Bank Indonesia (BI) bersama Tentara Nasional Indonesia Angkatan Laut (TNI AL) kembali menggelar Ekspedisi Rupiah Berdaulat (ERB) 2026, sebagai wujud nyata komitmen dalam menjaga kedaulatan NKRI melalui penyediaan uang Rupiah layak edar di wilayah Terdepan, Terluar, dan Terpencil (3T). Tahun ini, ERB menjangkau 97 pulau di 19 provinsi, dilaksanakan pada 5 hingga 11 Mei 2026.
Kalimantan Barat menjadi salah satu provinsi penyelenggara ERB 2026. Pelaksanaan ERB Kalimantan Barat tahun ini merupakan yang ke 4 dengan menyasar 5 pulau 3T di Provinsi Kalimantan Barat, yaitu Pulau Karimata, Pulau Maya, Pulau Cempedak, Pulau Pelapis dan Pulau Padang Tikar dengan KRI Karotang 872 yang digunakan dalam mendukung misi ERB Kalimantan Barat 2026.

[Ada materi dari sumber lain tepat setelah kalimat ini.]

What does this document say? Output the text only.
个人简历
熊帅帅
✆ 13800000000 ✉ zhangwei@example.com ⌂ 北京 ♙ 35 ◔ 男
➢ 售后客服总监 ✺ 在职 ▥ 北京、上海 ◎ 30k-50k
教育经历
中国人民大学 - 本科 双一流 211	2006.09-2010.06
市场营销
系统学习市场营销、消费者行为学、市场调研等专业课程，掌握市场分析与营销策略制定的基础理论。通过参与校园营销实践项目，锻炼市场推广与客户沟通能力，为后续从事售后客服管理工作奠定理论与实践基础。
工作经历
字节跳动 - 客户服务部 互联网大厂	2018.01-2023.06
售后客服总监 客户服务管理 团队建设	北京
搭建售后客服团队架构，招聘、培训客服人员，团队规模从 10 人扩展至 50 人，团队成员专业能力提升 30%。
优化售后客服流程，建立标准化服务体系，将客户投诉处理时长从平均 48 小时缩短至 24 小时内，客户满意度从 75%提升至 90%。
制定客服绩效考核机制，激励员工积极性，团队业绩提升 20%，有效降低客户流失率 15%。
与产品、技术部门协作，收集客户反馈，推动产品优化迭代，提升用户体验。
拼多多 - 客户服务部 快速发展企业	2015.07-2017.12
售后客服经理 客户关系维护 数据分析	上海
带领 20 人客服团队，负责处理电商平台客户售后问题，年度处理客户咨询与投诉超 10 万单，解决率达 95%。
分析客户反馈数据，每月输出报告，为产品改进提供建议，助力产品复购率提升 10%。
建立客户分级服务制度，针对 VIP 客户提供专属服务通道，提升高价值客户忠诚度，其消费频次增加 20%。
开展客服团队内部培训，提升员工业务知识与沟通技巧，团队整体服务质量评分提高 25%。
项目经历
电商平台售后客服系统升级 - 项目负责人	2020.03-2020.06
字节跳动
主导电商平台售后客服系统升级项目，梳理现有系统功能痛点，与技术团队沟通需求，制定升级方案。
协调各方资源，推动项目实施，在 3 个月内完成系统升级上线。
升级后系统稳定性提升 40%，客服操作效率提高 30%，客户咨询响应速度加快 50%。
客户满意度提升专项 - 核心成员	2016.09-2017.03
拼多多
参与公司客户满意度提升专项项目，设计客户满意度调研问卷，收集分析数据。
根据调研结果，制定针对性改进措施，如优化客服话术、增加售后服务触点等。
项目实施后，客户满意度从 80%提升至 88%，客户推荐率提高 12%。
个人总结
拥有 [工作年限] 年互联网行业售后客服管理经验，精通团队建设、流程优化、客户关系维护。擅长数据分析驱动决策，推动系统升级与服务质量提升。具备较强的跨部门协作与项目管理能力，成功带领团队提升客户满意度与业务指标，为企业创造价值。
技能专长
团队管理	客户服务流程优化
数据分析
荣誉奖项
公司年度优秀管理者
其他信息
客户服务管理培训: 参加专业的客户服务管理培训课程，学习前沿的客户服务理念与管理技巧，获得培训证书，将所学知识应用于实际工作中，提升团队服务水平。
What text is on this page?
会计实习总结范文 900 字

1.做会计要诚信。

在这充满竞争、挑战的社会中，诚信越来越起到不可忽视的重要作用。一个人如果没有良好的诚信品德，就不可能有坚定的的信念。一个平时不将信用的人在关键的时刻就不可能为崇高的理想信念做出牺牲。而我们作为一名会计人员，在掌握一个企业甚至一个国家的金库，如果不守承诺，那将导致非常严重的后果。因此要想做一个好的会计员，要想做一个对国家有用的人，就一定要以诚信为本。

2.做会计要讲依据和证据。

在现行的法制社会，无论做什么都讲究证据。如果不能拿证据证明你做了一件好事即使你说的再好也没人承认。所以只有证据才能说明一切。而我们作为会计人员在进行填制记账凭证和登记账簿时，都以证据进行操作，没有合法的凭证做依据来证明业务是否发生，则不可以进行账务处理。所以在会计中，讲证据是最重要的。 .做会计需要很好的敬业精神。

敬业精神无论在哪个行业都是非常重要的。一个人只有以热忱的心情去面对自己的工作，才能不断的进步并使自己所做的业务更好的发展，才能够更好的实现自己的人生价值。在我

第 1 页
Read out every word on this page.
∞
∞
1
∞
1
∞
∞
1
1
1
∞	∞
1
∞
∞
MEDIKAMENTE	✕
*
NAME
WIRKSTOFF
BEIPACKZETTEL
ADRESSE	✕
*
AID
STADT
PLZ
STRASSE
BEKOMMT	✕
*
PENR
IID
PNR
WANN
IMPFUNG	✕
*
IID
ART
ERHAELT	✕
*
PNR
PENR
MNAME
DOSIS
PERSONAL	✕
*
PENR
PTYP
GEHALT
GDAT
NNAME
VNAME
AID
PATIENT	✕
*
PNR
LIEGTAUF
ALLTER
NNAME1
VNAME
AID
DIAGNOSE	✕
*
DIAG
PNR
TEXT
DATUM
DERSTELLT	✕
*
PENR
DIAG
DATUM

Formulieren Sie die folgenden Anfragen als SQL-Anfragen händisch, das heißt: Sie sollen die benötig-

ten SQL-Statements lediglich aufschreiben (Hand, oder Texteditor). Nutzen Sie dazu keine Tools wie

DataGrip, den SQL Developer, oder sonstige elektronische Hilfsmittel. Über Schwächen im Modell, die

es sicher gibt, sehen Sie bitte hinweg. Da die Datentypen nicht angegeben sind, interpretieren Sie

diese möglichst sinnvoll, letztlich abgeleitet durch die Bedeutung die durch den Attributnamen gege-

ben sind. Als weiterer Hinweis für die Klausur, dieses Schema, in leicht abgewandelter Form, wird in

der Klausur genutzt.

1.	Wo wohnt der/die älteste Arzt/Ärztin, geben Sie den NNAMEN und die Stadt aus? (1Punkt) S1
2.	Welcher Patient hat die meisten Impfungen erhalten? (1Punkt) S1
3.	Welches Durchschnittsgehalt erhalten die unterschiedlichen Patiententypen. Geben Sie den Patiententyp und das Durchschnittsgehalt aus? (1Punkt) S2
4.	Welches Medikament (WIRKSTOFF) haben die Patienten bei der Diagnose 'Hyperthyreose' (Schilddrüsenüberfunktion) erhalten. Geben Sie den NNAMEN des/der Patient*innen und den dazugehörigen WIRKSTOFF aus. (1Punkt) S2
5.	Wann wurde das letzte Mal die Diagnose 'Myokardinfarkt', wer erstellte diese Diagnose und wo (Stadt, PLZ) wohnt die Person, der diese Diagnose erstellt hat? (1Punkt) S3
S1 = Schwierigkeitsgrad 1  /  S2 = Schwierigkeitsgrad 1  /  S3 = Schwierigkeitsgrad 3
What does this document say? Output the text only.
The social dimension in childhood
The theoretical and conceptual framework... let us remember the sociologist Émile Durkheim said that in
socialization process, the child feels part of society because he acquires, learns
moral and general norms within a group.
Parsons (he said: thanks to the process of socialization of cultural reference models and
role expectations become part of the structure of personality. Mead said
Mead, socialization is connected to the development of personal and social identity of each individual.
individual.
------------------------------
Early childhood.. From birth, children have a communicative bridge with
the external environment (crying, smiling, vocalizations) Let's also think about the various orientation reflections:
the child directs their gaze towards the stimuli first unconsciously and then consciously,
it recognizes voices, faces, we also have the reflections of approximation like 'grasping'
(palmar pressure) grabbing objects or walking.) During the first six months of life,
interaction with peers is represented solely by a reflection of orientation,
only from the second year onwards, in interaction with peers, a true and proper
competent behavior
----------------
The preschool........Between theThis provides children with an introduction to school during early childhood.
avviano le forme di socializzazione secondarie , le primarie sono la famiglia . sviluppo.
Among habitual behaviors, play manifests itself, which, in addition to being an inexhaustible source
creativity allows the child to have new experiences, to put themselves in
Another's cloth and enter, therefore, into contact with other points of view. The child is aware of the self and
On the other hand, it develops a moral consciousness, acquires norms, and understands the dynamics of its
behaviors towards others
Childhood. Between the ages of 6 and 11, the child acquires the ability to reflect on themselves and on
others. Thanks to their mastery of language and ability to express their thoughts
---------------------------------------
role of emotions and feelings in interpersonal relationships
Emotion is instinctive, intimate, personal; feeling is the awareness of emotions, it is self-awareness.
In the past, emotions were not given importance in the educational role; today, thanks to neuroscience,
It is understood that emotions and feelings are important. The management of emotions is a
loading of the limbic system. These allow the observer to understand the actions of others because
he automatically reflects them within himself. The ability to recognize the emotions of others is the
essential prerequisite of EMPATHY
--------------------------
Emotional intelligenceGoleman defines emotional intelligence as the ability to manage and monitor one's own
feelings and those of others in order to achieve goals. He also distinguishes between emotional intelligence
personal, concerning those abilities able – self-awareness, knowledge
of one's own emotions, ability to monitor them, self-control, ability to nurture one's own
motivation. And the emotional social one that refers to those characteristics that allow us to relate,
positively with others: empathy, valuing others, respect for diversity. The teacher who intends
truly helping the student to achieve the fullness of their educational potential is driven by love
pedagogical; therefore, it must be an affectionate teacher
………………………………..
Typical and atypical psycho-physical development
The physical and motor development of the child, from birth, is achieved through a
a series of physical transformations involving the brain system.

“Sejak tahun 2012 hingga 2025, ERB telah menjangkau 465 pulau melalui 190 kegiatan layanan kas keliling. Pada tahun terakhir yakni Tahun 2025 mencatat capaian 18 kegiatan ERB yang menjangkau 90 pulau dengan total nilai penukaran uang mencapai Rp154,4 miliar,” jelas Deputi Gubernur Bank Indonesia, Ricky P. Gozali saat pelepasan ERB 2026 di Pontianak, Selasa, 5 Mei 2026.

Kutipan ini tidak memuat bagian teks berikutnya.